Brian Arthur has many fans amongst the kinds of economist, once considered outlandish but increasingly rather mainstream, who think about the economy as a non-linear dynamic system in which the concept of equilibrium makes no sense. Arthur has also written interestingly about technology previously, especially the path dependence of a series of successive technology choices. His latest book The Nature of Technology was reviewed for The Enlightened Economist by Richard Bronk of the LSE. I've just caught up with it myself and concluded that it has strengths and weaknesses.
The main strength is an utterly believable account of how the process of technological innovation takes place, at the level of the specific invention, the cluster of related innovations which enable it to diffuse through the economy, and the macro-system of technologies. Building on Schumpeter and economic historians such as Paul David, Arthur explains the combinatorial dynamics whereby any new technology is the fruit of older technologies being put together to serve a new purpose. “Technologies somehow must come into being as fresh combinations of what already exists.” (p19) He also sets this out in accessible language, a big plus. What's more, Arthur includes in the technology system the institutions and social structures such as money, laws, business organisations which enable the use of specific technologies, so he has in effect a theory of economic growth of a rather specific kind. It has something in common with Will Baumol's vision of The Free Market Innovation Machine.

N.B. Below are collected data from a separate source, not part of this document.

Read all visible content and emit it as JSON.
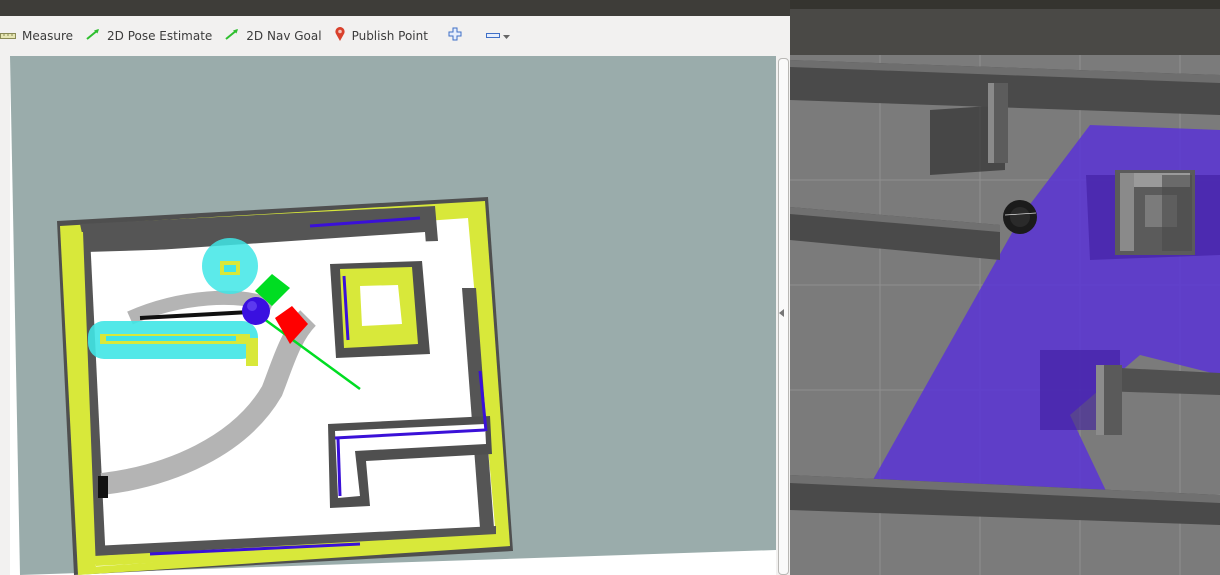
{
  "rviz": {
    "toolbar": {
      "measure": "Measure",
      "pose_estimate": "2D Pose Estimate",
      "nav_goal": "2D Nav Goal",
      "publish_point": "Publish Point"
    }
  },
  "icons": {
    "measure": "ruler-icon",
    "pose_estimate": "green-arrow-icon",
    "nav_goal": "green-arrow-icon",
    "publish_point": "map-pin-icon",
    "add": "plus-icon",
    "remove": "minus-icon",
    "more": "chevron-down-icon"
  },
  "colors": {
    "map_unknown": "#9aacab",
    "map_free": "#ffffff",
    "costmap_inflation": "#555555",
    "costmap_lethal": "#d8e83a",
    "laser": "#3a10d8",
    "robot_sphere": "#3a10e0",
    "axis_x": "#ff0000",
    "axis_y": "#00dd22",
    "path": "#00dd22",
    "gazebo_floor": "#7a7a7a",
    "gazebo_laser": "#6a3ed6"
  }
}
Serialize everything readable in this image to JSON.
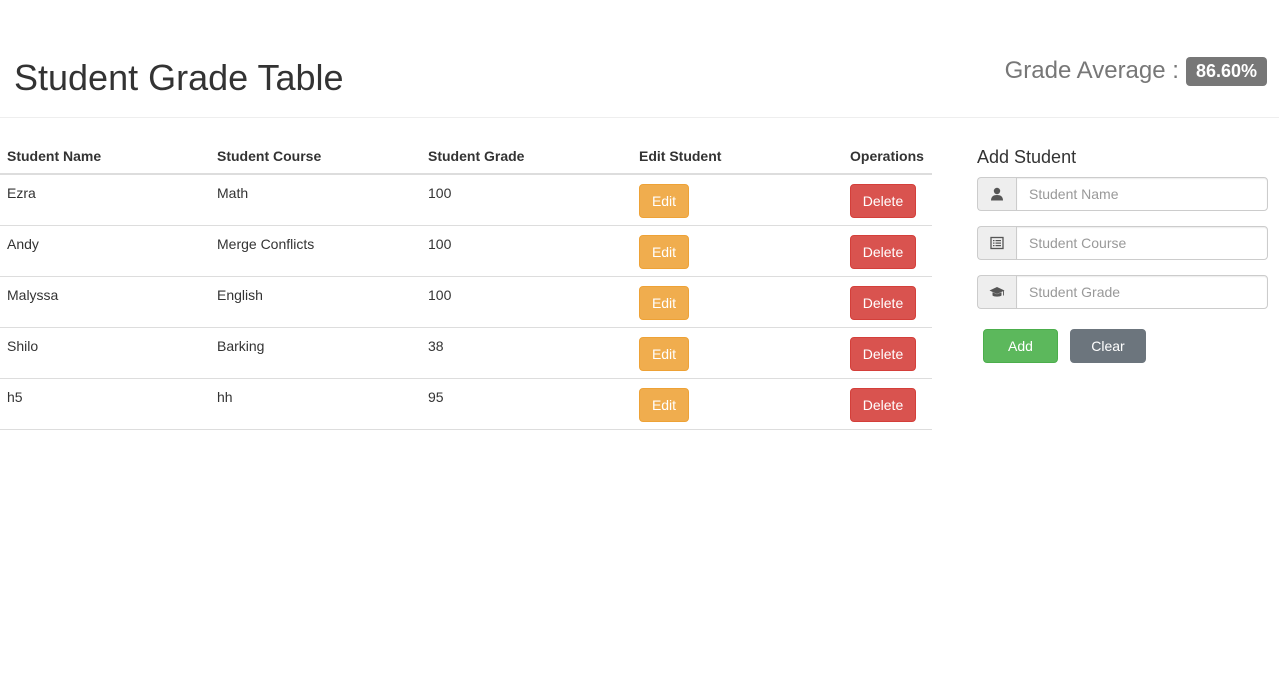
{
  "header": {
    "title": "Student Grade Table",
    "average_label": "Grade Average :",
    "average_value": "86.60%"
  },
  "table": {
    "columns": [
      "Student Name",
      "Student Course",
      "Student Grade",
      "Edit Student",
      "Operations"
    ],
    "rows": [
      {
        "name": "Ezra",
        "course": "Math",
        "grade": "100",
        "edit_label": "Edit",
        "delete_label": "Delete"
      },
      {
        "name": "Andy",
        "course": "Merge Conflicts",
        "grade": "100",
        "edit_label": "Edit",
        "delete_label": "Delete"
      },
      {
        "name": "Malyssa",
        "course": "English",
        "grade": "100",
        "edit_label": "Edit",
        "delete_label": "Delete"
      },
      {
        "name": "Shilo",
        "course": "Barking",
        "grade": "38",
        "edit_label": "Edit",
        "delete_label": "Delete"
      },
      {
        "name": "h5",
        "course": "hh",
        "grade": "95",
        "edit_label": "Edit",
        "delete_label": "Delete"
      }
    ]
  },
  "add_form": {
    "title": "Add Student",
    "name_placeholder": "Student Name",
    "course_placeholder": "Student Course",
    "grade_placeholder": "Student Grade",
    "name_value": "",
    "course_value": "",
    "grade_value": "",
    "name_icon": "user-icon",
    "course_icon": "list-alt-icon",
    "grade_icon": "graduation-cap-icon",
    "add_label": "Add",
    "clear_label": "Clear"
  },
  "colors": {
    "edit": "#f0ad4e",
    "delete": "#d9534f",
    "add": "#5cb85c",
    "clear": "#6c757d",
    "badge": "#777777"
  }
}
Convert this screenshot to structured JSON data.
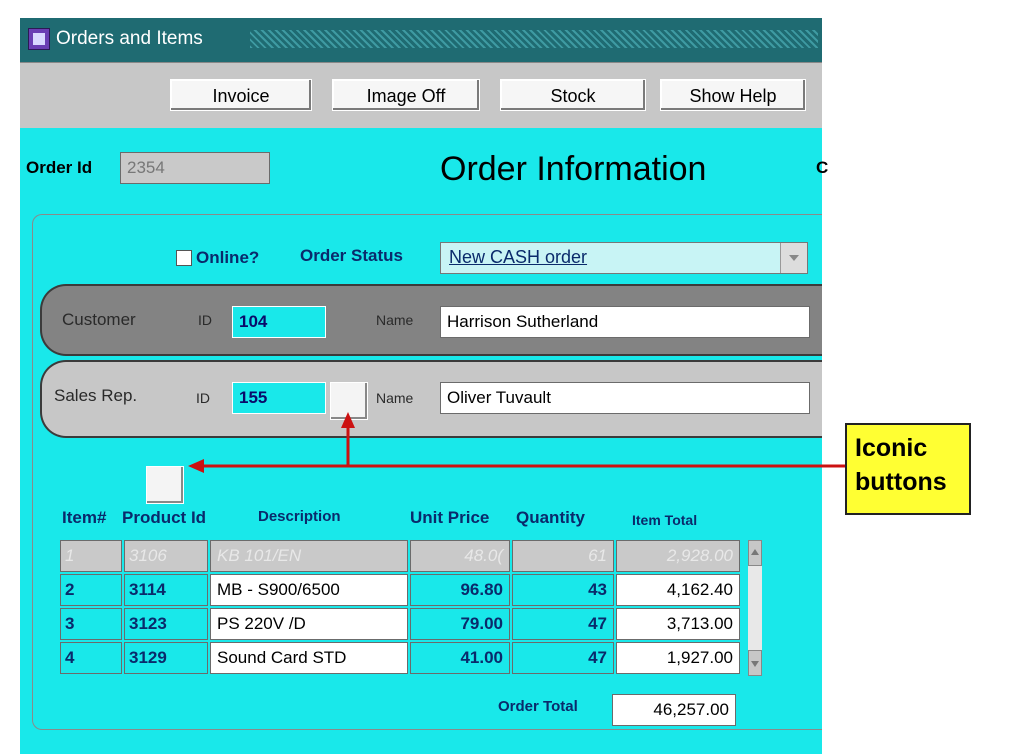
{
  "window": {
    "title": "Orders and Items"
  },
  "toolbar": {
    "buttons": [
      "Invoice",
      "Image Off",
      "Stock",
      "Show Help"
    ]
  },
  "order": {
    "id_label": "Order Id",
    "id_value": "2354",
    "heading": "Order Information",
    "heading_cut": "C",
    "online_label": "Online?",
    "status_label": "Order Status",
    "status_value": "New CASH order"
  },
  "customer": {
    "label": "Customer",
    "id_label": "ID",
    "id_value": "104",
    "name_label": "Name",
    "name_value": "Harrison Sutherland"
  },
  "sales_rep": {
    "label": "Sales Rep.",
    "id_label": "ID",
    "id_value": "155",
    "name_label": "Name",
    "name_value": "Oliver Tuvault"
  },
  "items": {
    "headers": [
      "Item#",
      "Product Id",
      "Description",
      "Unit Price",
      "Quantity",
      "Item Total"
    ],
    "rows": [
      {
        "item": "1",
        "product": "3106",
        "description": "KB 101/EN",
        "price": "48.0(",
        "qty": "61",
        "total": "2,928.00"
      },
      {
        "item": "2",
        "product": "3114",
        "description": "MB - S900/6500",
        "price": "96.80",
        "qty": "43",
        "total": "4,162.40"
      },
      {
        "item": "3",
        "product": "3123",
        "description": "PS 220V /D",
        "price": "79.00",
        "qty": "47",
        "total": "3,713.00"
      },
      {
        "item": "4",
        "product": "3129",
        "description": "Sound Card STD",
        "price": "41.00",
        "qty": "47",
        "total": "1,927.00"
      }
    ],
    "order_total_label": "Order Total",
    "order_total_value": "46,257.00"
  },
  "annotation": {
    "line1": "Iconic",
    "line2": "buttons",
    "arrow_color": "#cc1111"
  },
  "colors": {
    "form_bg": "#19e8ea",
    "title_bar": "#1f6b72",
    "callout_bg": "#ffff33"
  }
}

I also like, although some readers might find it strange, Arthur's conclusion that technology is alive, in the way that a coral reef is alive. It is evolving, albeit through different processes than the evolution of what we normally consider to be living things. He points to the way it is even starting to reproduce itself, with nano-machines replicating themselves for example, or computer networks starting to learn from experience in interaction with their environment, and not in a top-down controlled way. (p189, pp206-7). Maybe this is too far-fetched but it's something I've often pondered myself when thinking about the proliferation of digital connections and wondering what that implies if human consciousness is itself the emergent product of a massive number of neural connections.
However, for all this provocative strangeness, this was a plodding book as well. Arthur spends too much time setting out definitions, too little on the examples which might have brought them to life. I think it's worth a read but ended up being a little disappointed at how unexciting it had been.